Lake Rowlands

Lake Rowlands Dam, formerly known as Coombing Dam, is situated on the Coombing Rivulet, a tributary of the Belubula River. The Dam was designed in 1939 by Gutteridge, Haskins and Davey as a reinforced concrete slab and buttress type dam with a top water level (TWL) at RL 882.70m. This type of construction is rather unusual, and the dam is one of only a handful of slab and buttress dams built in Australia.

Construction of the dam was carried out in the period 1949 to 1954 under the supervision of Gutteridge, Haskins and Davey.

At the design TWL water could be supplied by gravity to Tottenham, a distance of 264 kilometres, in a pipeline which was designed to service Canowindra, Forbes, Trundle and a number of smaller communities enroute. When the Municipality of Forbes did not join the scheme the pipeline serving Forbes was eliminated. The size of the main pipeline from the dam to the Grenfell take off near Gooloogong was reduced and the dam TWL was constructed to RL 877.82m, almost 5 metres below the original design height.

The gross storage of the present dam is 4,500 megalitres. If raised to its original design height the storage would be 10,900 megalitres. The storage catchment area is approximately 197 square kilometres and the surface area of the dam, when full, is approx. 0.8 square kilometres (80 hectares).

 Lake Rowlands Dam

 

A buttress dam has an upstream face in the form of concrete slabs, supported by buttresses. The face has a slope of about 45 degrees.

The dam is constructed across the main channel of the Coombing Rivulet, joining at the northern abutment to the earthen embankment on the gently sloping northern bank.

The spillway discharge is by free fall from the top of the face slabs; an emergency spillway channel is also provided north of the earthen embankment with a crest level 0.6m above the crest of the concrete wall at the centre of the dam.

There are two trunk mains drawing water from Lake Rowlands. One of these is a 375mm gravity main to the Carcoar Filtration Plant.

The scheme supplies the main centres of Grenfell, Eugowra, Manildra, Canowindra, Carcoar, Blayney and Millthorpe.

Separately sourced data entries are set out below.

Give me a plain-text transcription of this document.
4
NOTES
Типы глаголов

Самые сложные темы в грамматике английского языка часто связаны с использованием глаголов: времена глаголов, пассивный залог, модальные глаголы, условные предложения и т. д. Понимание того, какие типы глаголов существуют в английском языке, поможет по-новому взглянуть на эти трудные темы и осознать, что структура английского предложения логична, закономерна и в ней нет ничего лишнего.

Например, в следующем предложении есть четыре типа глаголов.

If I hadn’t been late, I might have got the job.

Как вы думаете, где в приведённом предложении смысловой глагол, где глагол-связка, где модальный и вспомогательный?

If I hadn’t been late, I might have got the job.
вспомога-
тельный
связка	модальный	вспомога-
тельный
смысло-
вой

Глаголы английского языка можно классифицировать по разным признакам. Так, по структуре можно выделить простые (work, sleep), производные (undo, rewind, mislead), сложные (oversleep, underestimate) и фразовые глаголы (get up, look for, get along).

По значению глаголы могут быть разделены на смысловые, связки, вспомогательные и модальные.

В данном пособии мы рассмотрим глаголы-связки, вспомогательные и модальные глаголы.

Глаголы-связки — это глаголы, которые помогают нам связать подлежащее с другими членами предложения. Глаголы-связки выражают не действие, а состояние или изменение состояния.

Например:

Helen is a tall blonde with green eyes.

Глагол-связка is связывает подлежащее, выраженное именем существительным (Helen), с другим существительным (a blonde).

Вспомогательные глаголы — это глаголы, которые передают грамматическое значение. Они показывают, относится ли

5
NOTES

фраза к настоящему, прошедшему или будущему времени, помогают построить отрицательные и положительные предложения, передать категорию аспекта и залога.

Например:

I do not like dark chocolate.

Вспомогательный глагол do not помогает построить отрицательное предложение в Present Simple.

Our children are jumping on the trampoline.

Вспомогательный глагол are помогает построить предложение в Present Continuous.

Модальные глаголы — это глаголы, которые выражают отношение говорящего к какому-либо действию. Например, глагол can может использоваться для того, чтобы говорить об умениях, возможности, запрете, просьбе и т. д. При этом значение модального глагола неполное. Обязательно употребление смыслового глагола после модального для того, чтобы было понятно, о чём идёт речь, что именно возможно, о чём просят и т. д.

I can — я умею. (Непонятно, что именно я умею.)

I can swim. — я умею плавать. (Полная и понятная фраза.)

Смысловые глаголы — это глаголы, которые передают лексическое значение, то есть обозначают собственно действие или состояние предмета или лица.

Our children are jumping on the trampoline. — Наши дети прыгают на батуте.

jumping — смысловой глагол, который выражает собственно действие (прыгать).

Lake Rowlands Upgrade Proposal

Since about 1997, Council has been lobbying the NSW State Government to grant the necessary approvals for the enlargement of Lake Rowlands from 4,500ML to 26,500ML.

The first submission to the NSW Government was as a result of approaches from two significant gold mining operations in the Orange and Blayney areas needing to improve their water security.

A number of studies were conducted at that time the most significant being a foundation investigation study carried out by Rob Parker Engineering on a proposed new dam site 2.5 kilometres downstream of the existing dam wall. The study found that the site was suitable for a 26,500 ML roller compacted concrete dam.

 Lake Rowlands Earthen Embankment

 

The NSW Government was not forthcoming with any approvals at that stage and, in the meantime, one of the gold mining companies dropped out of the equation after they abandoned their operation at Blayney due to flooding from a fractured underground aquifer.

With the advent of the current recent record drought, Council, Orange City Council and Cadia Valley Gold Mining Operations (Newcrest Mining Ltd) jointly funded an Economic Needs Study which was conducted by the Western Research Institute in Bathurst.

This study, completed in November 2006, once again highlighted the need for the expansion of Lake Rowlands to provide water security for the economic development in the Central West and the growth and development of Orange City.

The study was presented to the NSW Government in a further submission and in March 2007 the then Minister for Water, the Hon. Ian MacDonald MP, visited the proposed new dam site and was extremely impressed with the proposal and stated that, if his government was elected on the following Saturday, he would facilitate any submission made by the Water Authority (Central Tablelands Water). Minister MacDonald’s government was re-elected but the necessary approvals have not been forthcoming.

Once again, with the record drought being felt right across the Central Tablelands and Central West, water shortage and water security became an increasingly alarming issue and the Centroc group of Councils, of which Council is a member, convinced the NSW State Government to fund a $500,000 Water Security Study for the Central West.

This study, which was championed by the previous Minister for Water and former Premier, the Hon. Nathan Rees MP, was completed in October 2009 and in its findings recommended the option of enlarging Lake Rowlands and associated transfer pipelines as the best means of providing water security to the Central West through to 2059.

The current situation finds Centroc in the position of now lobbying the State and Federal Governments to support the recommendations of the report, provide the necessary approvals (State) and provide capital funding.